SEMANA SANTA ANTES Y AHORA

DE muy poco serviría en estos días abordar los problemas nacionales. Si hasta la mundana política que normalmente consume la atención de los fanáticos en las redes sociales, pasa a segundo plano. El público no esperó que iniciara oficialmente el asueto, ya días empacó maletas y se fue de vacaciones. Los burócratas –muchos de ellos que pasan fatigados simulando que trabajan– desde finales de la semana pasada se fueron a hacer turismo interno. De eso se trata ahora la estación. La empresa privada –más dedicada– cierra el miércoles; sin embargo, la ciudad capital ya está quedando vacía. El éxodo de veraneantes es masivo. A las playas, a los balnearios y a los centros de entretenimiento. La afición más volando que corriendo se encaramó sus calzonetas y bikinis para lucir en las procesiones. Abastecida de suficiente bloqueador para no quemarse en la asoleada del Santo Entierro.
Poco importa que la gasolina, de despedida a los viajeros, haya subido un lempira el galón: Ese pequeño percance a nadie detiene. Hasta donde ajusten los ahorros. Y si lo economizado no alcanza, para eso llevan la baraja de tarjetas de crédito, a tapar hoyos destapando otros.
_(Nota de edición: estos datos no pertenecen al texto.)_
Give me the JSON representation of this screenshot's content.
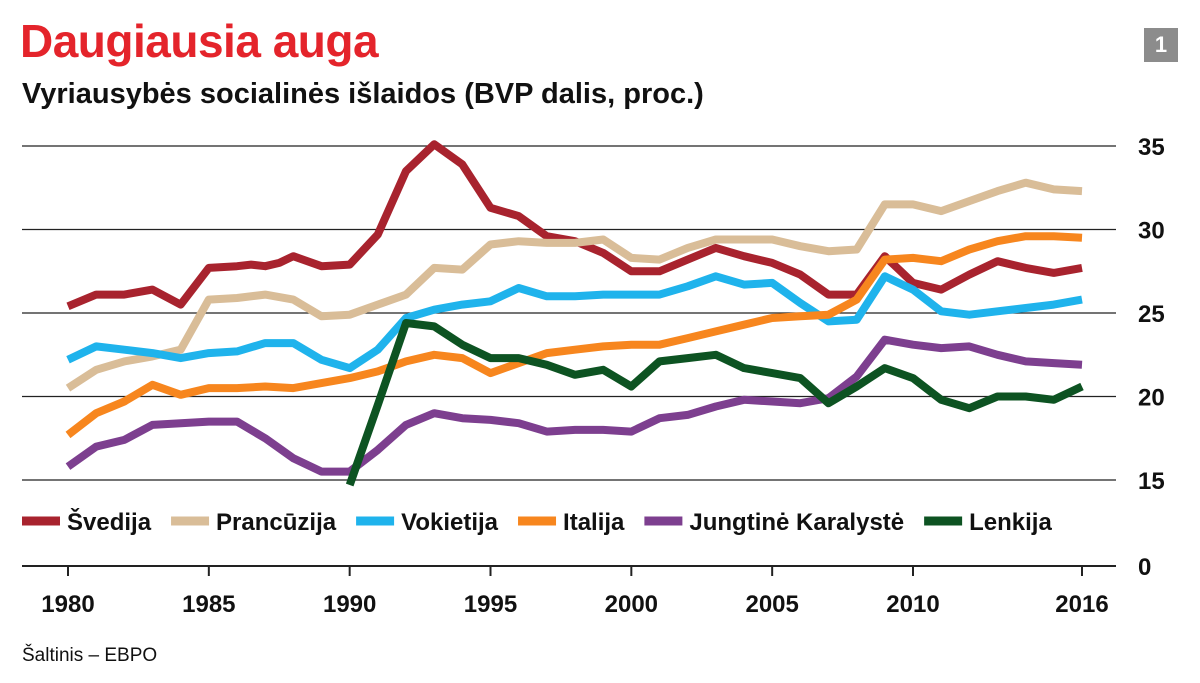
{
  "header": {
    "title": "Daugiausia auga",
    "subtitle": "Vyriausybės socialinės išlaidos (BVP dalis, proc.)",
    "badge": "1"
  },
  "source": "Šaltinis – EBPO",
  "colors": {
    "title": "#e4242b",
    "badge": "#8c8c8c",
    "gridline": "#222222"
  },
  "chart_data": {
    "type": "line",
    "title": "Vyriausybės socialinės išlaidos (BVP dalis, proc.)",
    "xlabel": "",
    "ylabel": "",
    "xlim": [
      1980,
      2016
    ],
    "y_ticks": [
      35,
      30,
      25,
      20,
      15,
      0
    ],
    "y_axis_break": "0 shown below broken axis; plotted range 15–35",
    "ylim": [
      15,
      35
    ],
    "x_ticks": [
      1980,
      1985,
      1990,
      1995,
      2000,
      2005,
      2010,
      2016
    ],
    "x_tick_labels": [
      "1980",
      "1985",
      "1990",
      "1995",
      "2000",
      "2005",
      "2010",
      "2016"
    ],
    "legend_position": "bottom-left inside plot",
    "series": [
      {
        "name": "Švedija",
        "color": "#a8232e",
        "points": [
          [
            1980,
            25.4
          ],
          [
            1981,
            26.1
          ],
          [
            1982,
            26.1
          ],
          [
            1983,
            26.4
          ],
          [
            1984,
            25.5
          ],
          [
            1985,
            27.7
          ],
          [
            1986,
            27.8
          ],
          [
            1986.5,
            27.9
          ],
          [
            1987,
            27.8
          ],
          [
            1987.5,
            28.0
          ],
          [
            1988,
            28.4
          ],
          [
            1989,
            27.8
          ],
          [
            1990,
            27.9
          ],
          [
            1991,
            29.7
          ],
          [
            1992,
            33.5
          ],
          [
            1993,
            35.1
          ],
          [
            1994,
            33.9
          ],
          [
            1995,
            31.3
          ],
          [
            1996,
            30.8
          ],
          [
            1997,
            29.6
          ],
          [
            1998,
            29.3
          ],
          [
            1999,
            28.6
          ],
          [
            2000,
            27.5
          ],
          [
            2001,
            27.5
          ],
          [
            2002,
            28.2
          ],
          [
            2003,
            28.9
          ],
          [
            2004,
            28.4
          ],
          [
            2005,
            28.0
          ],
          [
            2006,
            27.3
          ],
          [
            2007,
            26.1
          ],
          [
            2008,
            26.1
          ],
          [
            2009,
            28.4
          ],
          [
            2010,
            26.8
          ],
          [
            2011,
            26.4
          ],
          [
            2012,
            27.3
          ],
          [
            2013,
            28.1
          ],
          [
            2014,
            27.7
          ],
          [
            2015,
            27.4
          ],
          [
            2016,
            27.7
          ]
        ]
      },
      {
        "name": "Prancūzija",
        "color": "#d9bd98",
        "points": [
          [
            1980,
            20.5
          ],
          [
            1981,
            21.6
          ],
          [
            1982,
            22.1
          ],
          [
            1983,
            22.4
          ],
          [
            1984,
            22.8
          ],
          [
            1985,
            25.8
          ],
          [
            1986,
            25.9
          ],
          [
            1987,
            26.1
          ],
          [
            1988,
            25.8
          ],
          [
            1989,
            24.8
          ],
          [
            1990,
            24.9
          ],
          [
            1991,
            25.5
          ],
          [
            1992,
            26.1
          ],
          [
            1993,
            27.7
          ],
          [
            1994,
            27.6
          ],
          [
            1995,
            29.1
          ],
          [
            1996,
            29.3
          ],
          [
            1997,
            29.2
          ],
          [
            1998,
            29.2
          ],
          [
            1999,
            29.4
          ],
          [
            2000,
            28.3
          ],
          [
            2001,
            28.2
          ],
          [
            2002,
            28.9
          ],
          [
            2003,
            29.4
          ],
          [
            2004,
            29.4
          ],
          [
            2005,
            29.4
          ],
          [
            2006,
            29.0
          ],
          [
            2007,
            28.7
          ],
          [
            2008,
            28.8
          ],
          [
            2009,
            31.5
          ],
          [
            2010,
            31.5
          ],
          [
            2011,
            31.1
          ],
          [
            2012,
            31.7
          ],
          [
            2013,
            32.3
          ],
          [
            2014,
            32.8
          ],
          [
            2015,
            32.4
          ],
          [
            2016,
            32.3
          ]
        ]
      },
      {
        "name": "Vokietija",
        "color": "#1fb3ec",
        "points": [
          [
            1980,
            22.2
          ],
          [
            1981,
            23.0
          ],
          [
            1982,
            22.8
          ],
          [
            1983,
            22.6
          ],
          [
            1984,
            22.3
          ],
          [
            1985,
            22.6
          ],
          [
            1986,
            22.7
          ],
          [
            1987,
            23.2
          ],
          [
            1988,
            23.2
          ],
          [
            1989,
            22.2
          ],
          [
            1990,
            21.7
          ],
          [
            1991,
            22.8
          ],
          [
            1992,
            24.7
          ],
          [
            1993,
            25.2
          ],
          [
            1994,
            25.5
          ],
          [
            1995,
            25.7
          ],
          [
            1996,
            26.5
          ],
          [
            1997,
            26.0
          ],
          [
            1998,
            26.0
          ],
          [
            1999,
            26.1
          ],
          [
            2000,
            26.1
          ],
          [
            2001,
            26.1
          ],
          [
            2002,
            26.6
          ],
          [
            2003,
            27.2
          ],
          [
            2004,
            26.7
          ],
          [
            2005,
            26.8
          ],
          [
            2006,
            25.6
          ],
          [
            2007,
            24.5
          ],
          [
            2008,
            24.6
          ],
          [
            2009,
            27.2
          ],
          [
            2010,
            26.4
          ],
          [
            2011,
            25.1
          ],
          [
            2012,
            24.9
          ],
          [
            2013,
            25.1
          ],
          [
            2014,
            25.3
          ],
          [
            2015,
            25.5
          ],
          [
            2016,
            25.8
          ]
        ]
      },
      {
        "name": "Italija",
        "color": "#f7861e",
        "points": [
          [
            1980,
            17.7
          ],
          [
            1981,
            19.0
          ],
          [
            1982,
            19.7
          ],
          [
            1983,
            20.7
          ],
          [
            1984,
            20.1
          ],
          [
            1985,
            20.5
          ],
          [
            1986,
            20.5
          ],
          [
            1987,
            20.6
          ],
          [
            1988,
            20.5
          ],
          [
            1989,
            20.8
          ],
          [
            1990,
            21.1
          ],
          [
            1991,
            21.5
          ],
          [
            1992,
            22.1
          ],
          [
            1993,
            22.5
          ],
          [
            1994,
            22.3
          ],
          [
            1995,
            21.4
          ],
          [
            1996,
            22.0
          ],
          [
            1997,
            22.6
          ],
          [
            1998,
            22.8
          ],
          [
            1999,
            23.0
          ],
          [
            2000,
            23.1
          ],
          [
            2001,
            23.1
          ],
          [
            2002,
            23.5
          ],
          [
            2003,
            23.9
          ],
          [
            2004,
            24.3
          ],
          [
            2005,
            24.7
          ],
          [
            2006,
            24.8
          ],
          [
            2007,
            24.9
          ],
          [
            2008,
            25.8
          ],
          [
            2009,
            28.2
          ],
          [
            2010,
            28.3
          ],
          [
            2011,
            28.1
          ],
          [
            2012,
            28.8
          ],
          [
            2013,
            29.3
          ],
          [
            2014,
            29.6
          ],
          [
            2015,
            29.6
          ],
          [
            2016,
            29.5
          ]
        ]
      },
      {
        "name": "Jungtinė Karalystė",
        "color": "#7d3f8f",
        "points": [
          [
            1980,
            15.8
          ],
          [
            1981,
            17.0
          ],
          [
            1982,
            17.4
          ],
          [
            1983,
            18.3
          ],
          [
            1984,
            18.4
          ],
          [
            1985,
            18.5
          ],
          [
            1986,
            18.5
          ],
          [
            1987,
            17.5
          ],
          [
            1988,
            16.3
          ],
          [
            1989,
            15.5
          ],
          [
            1990,
            15.5
          ],
          [
            1991,
            16.8
          ],
          [
            1992,
            18.3
          ],
          [
            1993,
            19.0
          ],
          [
            1994,
            18.7
          ],
          [
            1995,
            18.6
          ],
          [
            1996,
            18.4
          ],
          [
            1997,
            17.9
          ],
          [
            1998,
            18.0
          ],
          [
            1999,
            18.0
          ],
          [
            2000,
            17.9
          ],
          [
            2001,
            18.7
          ],
          [
            2002,
            18.9
          ],
          [
            2003,
            19.4
          ],
          [
            2004,
            19.8
          ],
          [
            2005,
            19.7
          ],
          [
            2006,
            19.6
          ],
          [
            2007,
            19.9
          ],
          [
            2008,
            21.2
          ],
          [
            2009,
            23.4
          ],
          [
            2010,
            23.1
          ],
          [
            2011,
            22.9
          ],
          [
            2012,
            23.0
          ],
          [
            2013,
            22.5
          ],
          [
            2014,
            22.1
          ],
          [
            2015,
            22.0
          ],
          [
            2016,
            21.9
          ]
        ]
      },
      {
        "name": "Lenkija",
        "color": "#0d5322",
        "points": [
          [
            1990,
            14.7
          ],
          [
            1991,
            19.5
          ],
          [
            1992,
            24.4
          ],
          [
            1993,
            24.2
          ],
          [
            1994,
            23.1
          ],
          [
            1995,
            22.3
          ],
          [
            1996,
            22.3
          ],
          [
            1997,
            21.9
          ],
          [
            1998,
            21.3
          ],
          [
            1999,
            21.6
          ],
          [
            2000,
            20.6
          ],
          [
            2001,
            22.1
          ],
          [
            2002,
            22.3
          ],
          [
            2003,
            22.5
          ],
          [
            2004,
            21.7
          ],
          [
            2005,
            21.4
          ],
          [
            2006,
            21.1
          ],
          [
            2007,
            19.6
          ],
          [
            2008,
            20.6
          ],
          [
            2009,
            21.7
          ],
          [
            2010,
            21.1
          ],
          [
            2011,
            19.8
          ],
          [
            2012,
            19.3
          ],
          [
            2013,
            20.0
          ],
          [
            2014,
            20.0
          ],
          [
            2015,
            19.8
          ],
          [
            2016,
            20.6
          ]
        ]
      }
    ]
  }
}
Bueno, los que todavía tienen acceso a ellas después de aquellas reformas que sacó del mercado a cientos de cuentahabientes que ahora, si ocupan pedir fiado –como en los bancos no es a cualquiera que le prestan sin garantías– les toca ir donde los agiotistas y pagar intereses de usura. Nada que ver las vacaciones de ahora con lo que antes era la temporada de Semana Santa. Sana época de reflexión y recogimiento espiritual. En otros tiempos la semana consagrada al redentor era dedicada a conmemorar la pasión, muerte y resurrección de Jesucristo. No era puente de holganza sino un feriado sagrado. Ni de fiestas ni de parrandas. Hasta los pateros hacían extraordinario esfuerzo para no ingerir en esos días empeñados en no irrespetar al Señor. Los Viernes Santos, sacrilegio comer carne de res, solo pescado. Los turistas que de la metrópoli visitaban pueblos para recrearse en los pintorescos cuadros vivos y las celebraciones en honor al Cristo de Nazaret, cargaban sus canastas con pan y latas de sardina. Pan tostado durante la cuaresma en analogía al “cuerpo de Cristo” en la Eucaristía. A nadie tenían que rogar para que fuera a misa. Eso sí, los cines abarrotados con estrenos tales como “Los 10 Mandamientos”, “Ben Hur”, “La Pasión de Cristo”, “Espartaco”, “La Túnica Sagrada”, entre otras.
Aquello era la fe de antes. Hoy la sociedad se ha desarraigado. Pasa hipnotizada en la superficialidad. Absorta en sus aparatos inteligentes –más inteligentes que sus dueños– donde toda comunicación es urgente, por insustancial que sea. Como zombi, prendida a sus móviles, no aprendiendo, ni estudiando y menos trabajando, sino en insaciable frenesí de divagación. Hoy, la vida, es una imparable ansiedad por el entretenimiento. Y no es que no haya necesidad de la fe. Al contrario. Es cuando más se ocupa de Dios. Para conseguir unidad en tanta división. Para que corazones llenos de odio puedan encontrar amor. Para que espíritus malvados sientan compasión. Hoy es cuando la Semana Santa debería dedicarse a lo que es.